Pochettino’s side do at least come into their opening Europe League contest on the back of a victory. The 1-0 win over Sunderland on Sunday was Tottenham’s first win of the season, and featured just their fourth goal in five matches. The club’s lack of firepower has been a focus of attention, both in the failure to add a striker in the summer transfer window and with Harry Kane’s ongoing scoring drought. Kane, who netted 31 goals last season, including seven in the Europa League, may be given another chance to get off the mark this season on Thursday. But Tottenham will be without their goalscorer against Sunderland, Ryan Mason, as well as the also injured Christian Eriksen, Mousa Dembele and Nabil Bentaleb.

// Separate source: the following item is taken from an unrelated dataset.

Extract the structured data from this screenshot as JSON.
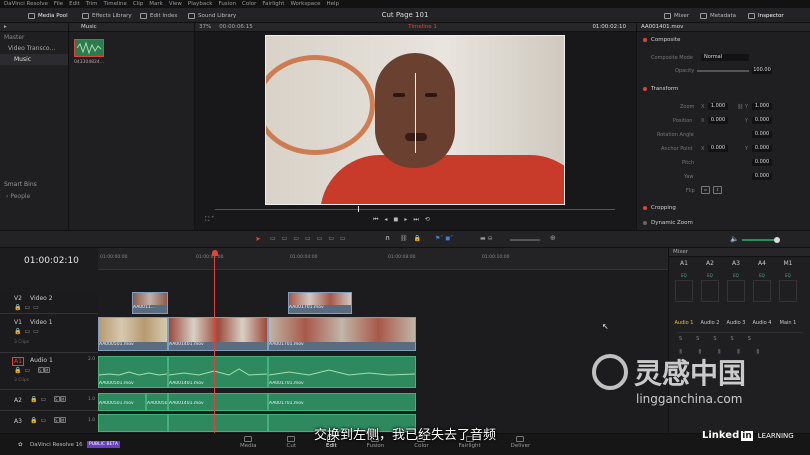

Tottenham will be taking on unheralded opponents, but ones that have given a solid account of themselves in Europe of late. In the group stage of a UEFA competition for the first time ever last season, Qarabağ only narrowly missed out on a place in the knockout phase and beat eventual finalists Dniporo away from home as well as holding Inter Milan to a draw in Azerbaijan.

This season they lost to Scottish champions Celtic in the third round of qualifying for the Champions League, before beating Swiss side Young Boys to make it into the Europa League group phase once more. The chief threat for Tottenham is likely to be Brazilian forward Reynaldo, who has already scored twice in Europe this term, to add to his five Europa League goals from last season.